The reason that the simple step of advertising — a step all levels of government are responsible for doing when a law is made or changed — was missed was there was no system to make sure those simple steps were followed. No checklist. No standard operating procedure.
This would be bad enough if it were new information. It wasn’t. The investigation determined employees regularly complained there was little oversight or direction and staff was not adequately trained.
It wasn’t that it was a rarely used process that could be forgiven being forgotten. Except there were four other statewide ballot questions this primary — one of which was also a referendum.
Veronica Degraffenreid is the acting secretary. She acknowledged the mistake as “horrifying” and said she has put a “top-down” process in place to prevent such a failure from happening again.

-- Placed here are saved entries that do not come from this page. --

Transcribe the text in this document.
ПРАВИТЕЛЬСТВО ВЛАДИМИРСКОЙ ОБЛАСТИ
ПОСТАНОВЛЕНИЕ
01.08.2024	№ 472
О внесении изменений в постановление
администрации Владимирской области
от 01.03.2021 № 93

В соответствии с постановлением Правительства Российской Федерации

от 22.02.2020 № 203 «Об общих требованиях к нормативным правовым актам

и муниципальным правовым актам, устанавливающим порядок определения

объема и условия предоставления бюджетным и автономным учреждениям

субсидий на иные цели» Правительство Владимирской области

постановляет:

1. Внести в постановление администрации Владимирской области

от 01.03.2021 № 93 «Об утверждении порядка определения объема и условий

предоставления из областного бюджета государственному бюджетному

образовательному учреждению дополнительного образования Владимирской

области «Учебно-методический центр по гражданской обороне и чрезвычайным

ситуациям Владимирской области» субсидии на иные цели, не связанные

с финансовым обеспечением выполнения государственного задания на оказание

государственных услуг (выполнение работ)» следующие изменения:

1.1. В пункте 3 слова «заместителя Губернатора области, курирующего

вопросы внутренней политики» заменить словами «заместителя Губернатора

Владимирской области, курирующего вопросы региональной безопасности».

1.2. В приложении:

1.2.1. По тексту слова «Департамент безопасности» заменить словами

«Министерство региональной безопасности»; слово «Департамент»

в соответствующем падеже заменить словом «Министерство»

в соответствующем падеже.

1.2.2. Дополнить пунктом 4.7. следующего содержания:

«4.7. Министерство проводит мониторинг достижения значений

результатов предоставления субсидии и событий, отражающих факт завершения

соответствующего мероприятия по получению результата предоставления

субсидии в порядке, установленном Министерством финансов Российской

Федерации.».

A top-down solution seems to be what would have prevented it in the first place.
Gov. Tom Wolf ordered the inspector general’s investigation, but to place all the blame on the department overlooks the administration’s obligation to oversee its agencies.
The would-be amendment was discussed and debated since the 2018 grand jury report on Catholic church sex abuse was released. It was a big deal that drew all eyes to Pennsylvania. Why was the governor’s office not aware the ad hadn’t been run? One could likewise ask why Attorney General Josh Shapiro or the Legislature had missed it, but the Department of State is ultimately under Wolf’s authority.
It’s good that Degraffenreid has made changes, and good that the inspector general has openly revealed flaws. But the governor’s office should also be rethinking how much it oversees and how much if overlooks.